The Caldecott win comes just over a decade after the publication of Santat’s first picture book, The Guild of Geniuses (Scholastic/Levine), and in the years since, he has illustrated more than 20 books for children, including Crankenstein, Carnivores, and Oh No!: Or How My Science Project Destroyed the World. But The Adventures of Beekle, in which an imaginary friend (who later gains the name “Beekle”) ventures into the world to find his human companion, is just one of a couple books that Santat has both written and illustrated. It’s also, perhaps, his most personal – “beekle” was his son’s first word, for “bicycle.”

“The book is a metaphor for the birth of my son,” he explained. “When my wife was pregnant, as the expecting father-to-be, the first thoughts in my head were imagining, ‘What is he going to be like? What will his personality be? What traits will he and I have in common?’ The book is this journey of expectation, and then meeting this person for the first time.”

Among the first people Santat spoke to after the Caldecott committee was his editor, Connie Hsu, now a senior editor at Roaring Brook Press. “I honestly feel like I couldn’t have done it without her,” said Santat. “I tend to overcomplicate things, sometimes, and she was this great vessel to sharpen and clarify what I wanted to say.” Santat also called his agent of several years, Jodi Reamer of Writers House. “She has known for a long time that writing my own work is something I wanted,” said Santat. “She pushed me to take fewer other jobs and focus more on what I really wanted to do. I don’t have that discipline – that discipline to say no.”

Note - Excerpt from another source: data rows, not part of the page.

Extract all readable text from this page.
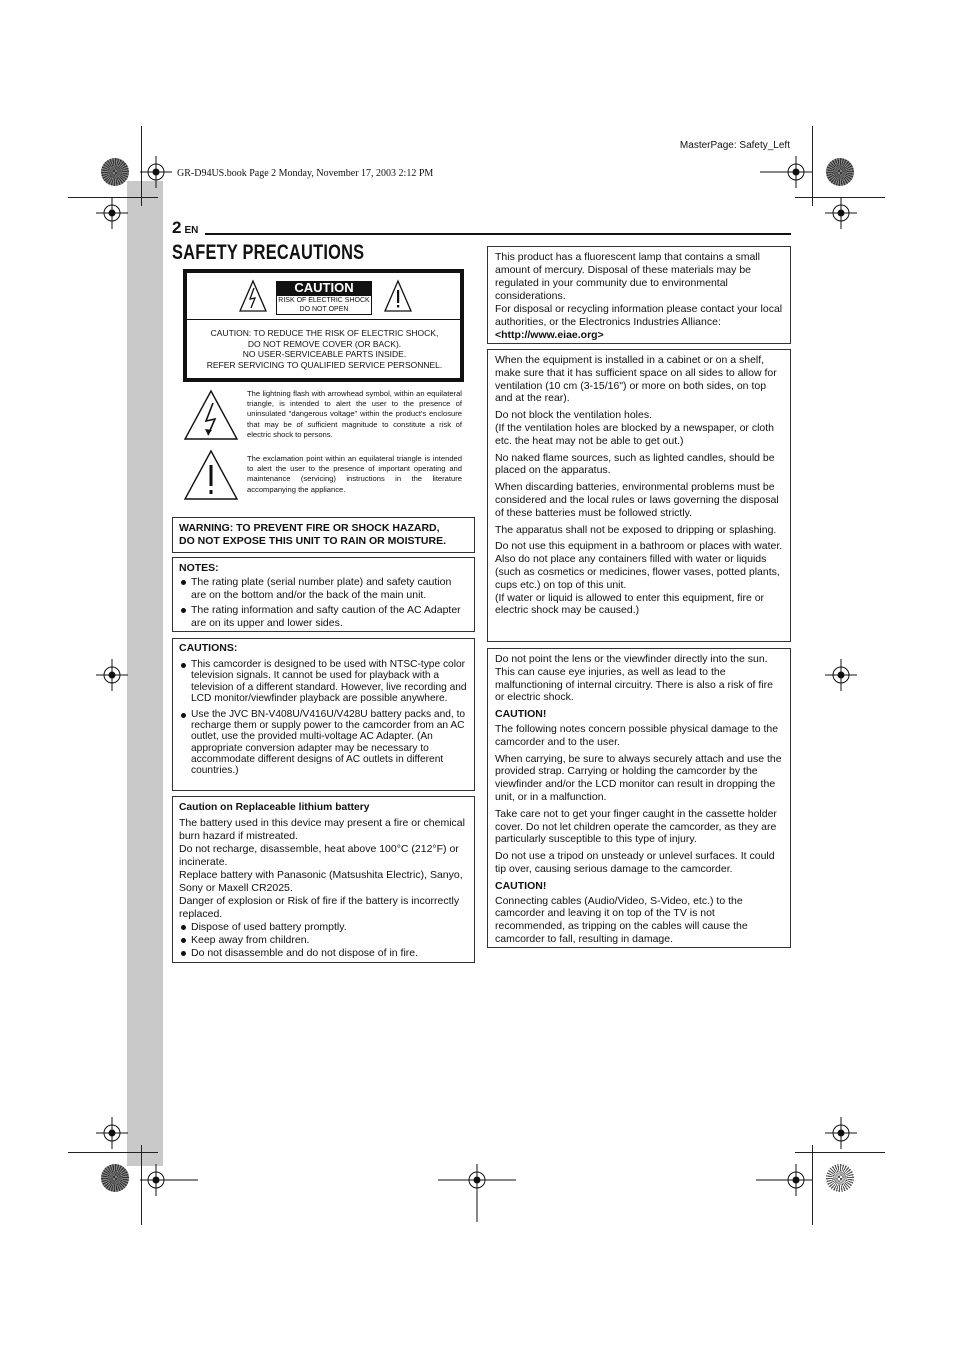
MasterPage: Safety_Left
GR-D94US.book Page 2 Monday, November 17, 2003 2:12 PM
2 EN
SAFETY PRECAUTIONS
CAUTION
RISK OF ELECTRIC SHOCK
DO NOT OPEN
CAUTION: TO REDUCE THE RISK OF ELECTRIC SHOCK,
DO NOT REMOVE COVER (OR BACK).
NO USER-SERVICEABLE PARTS INSIDE.
REFER SERVICING TO QUALIFIED SERVICE PERSONNEL.
The lightning flash with arrowhead symbol, within an equilateral triangle, is intended to alert the user to the presence of uninsulated "dangerous voltage" within the product's enclosure that may be of sufficient magnitude to constitute a risk of electric shock to persons.
The exclamation point within an equilateral triangle is intended to alert the user to the presence of important operating and maintenance (servicing) instructions in the literature accompanying the appliance.
WARNING: TO PREVENT FIRE OR SHOCK HAZARD,
DO NOT EXPOSE THIS UNIT TO RAIN OR MOISTURE.
NOTES:
The rating plate (serial number plate) and safety caution are on the bottom and/or the back of the main unit.
The rating information and safty caution of the AC Adapter are on its upper and lower sides.
CAUTIONS:
This camcorder is designed to be used with NTSC-type color television signals. It cannot be used for playback with a television of a different standard. However, live recording and LCD monitor/viewfinder playback are possible anywhere.
Use the JVC BN-V408U/V416U/V428U battery packs and, to recharge them or supply power to the camcorder from an AC outlet, use the provided multi-voltage AC Adapter. (An appropriate conversion adapter may be necessary to accommodate different designs of AC outlets in different countries.)
Caution on Replaceable lithium battery
The battery used in this device may present a fire or chemical burn hazard if mistreated.
Do not recharge, disassemble, heat above 100°C (212°F) or incinerate.
Replace battery with Panasonic (Matsushita Electric), Sanyo, Sony or Maxell CR2025.
Danger of explosion or Risk of fire if the battery is incorrectly replaced.
Dispose of used battery promptly.
Keep away from children.
Do not disassemble and do not dispose of in fire.
This product has a fluorescent lamp that contains a small amount of mercury. Disposal of these materials may be regulated in your community due to environmental considerations.
For disposal or recycling information please contact your local authorities, or the Electronics Industries Alliance:
<http://www.eiae.org>

When the equipment is installed in a cabinet or on a shelf, make sure that it has sufficient space on all sides to allow for ventilation (10 cm (3-15/16") or more on both sides, on top and at the rear).

Do not block the ventilation holes.

(If the ventilation holes are blocked by a newspaper, or cloth etc. the heat may not be able to get out.)

No naked flame sources, such as lighted candles, should be placed on the apparatus.

When discarding batteries, environmental problems must be considered and the local rules or laws governing the disposal of these batteries must be followed strictly.

The apparatus shall not be exposed to dripping or splashing.

Do not use this equipment in a bathroom or places with water.
Also do not place any containers filled with water or liquids (such as cosmetics or medicines, flower vases, potted plants, cups etc.) on top of this unit.
(If water or liquid is allowed to enter this equipment, fire or electric shock may be caused.)

Do not point the lens or the viewfinder directly into the sun. This can cause eye injuries, as well as lead to the malfunctioning of internal circuitry. There is also a risk of fire or electric shock.

CAUTION!

The following notes concern possible physical damage to the camcorder and to the user.

When carrying, be sure to always securely attach and use the provided strap. Carrying or holding the camcorder by the viewfinder and/or the LCD monitor can result in dropping the unit, or in a malfunction.

Take care not to get your finger caught in the cassette holder cover. Do not let children operate the camcorder, as they are particularly susceptible to this type of injury.

Do not use a tripod on unsteady or unlevel surfaces. It could tip over, causing serious damage to the camcorder.

CAUTION!
Connecting cables (Audio/Video, S-Video, etc.) to the camcorder and leaving it on top of the TV is not recommended, as tripping on the cables will cause the camcorder to fall, resulting in damage.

He also spoke to his parents, if briefly: “I called my father and said, ‘Dad, I won the Caldecott Medal.’ And he said, ‘OK, OK, I’ll tell your mother when she wakes up.’ Click.”

Santat is looking forward to seeing the Caldecott committee in person when he receives the medal at the ALA’s annual meeting in June, held in San Francisco this year. Santat calls the location “kind of perfect,” because five years ago he had considered accepting a job with Google, in the department that designs the “Doodles” for their homepage. “Should I take this job and make money to support my family, or should I chase my dream?” he remembered asking himself. He turned down the job and was determined not to regret the decision. “It pushed to do more of my own writing and motivated me to use the other side of my creative brain, to write more.”

Santat has been open about the difficulty of keeping up an exhausting pace of producing work, writing a long post on his website this past fall about reaching his physical, mental, and creative limit. “I was always the kind of person who felt like I could get where I needed to go by sheer hard work,” he told PW. “Last year was so grueling that I actually felt like I reached that limit. I saw that limit and I crossed it. And the only way out was to get the work done.”

For now, though, Santat is giving himself a break from deadlines and said he was looking forward to picking up his son from school, taking him out to an “old retro arcade,” and maybe getting some ice cream. “I’m so jazzed, so filled with energy I can’t do anything. I’m just basking in the glow and talking with friends online. I never thought an opportunity like this would ever happen.”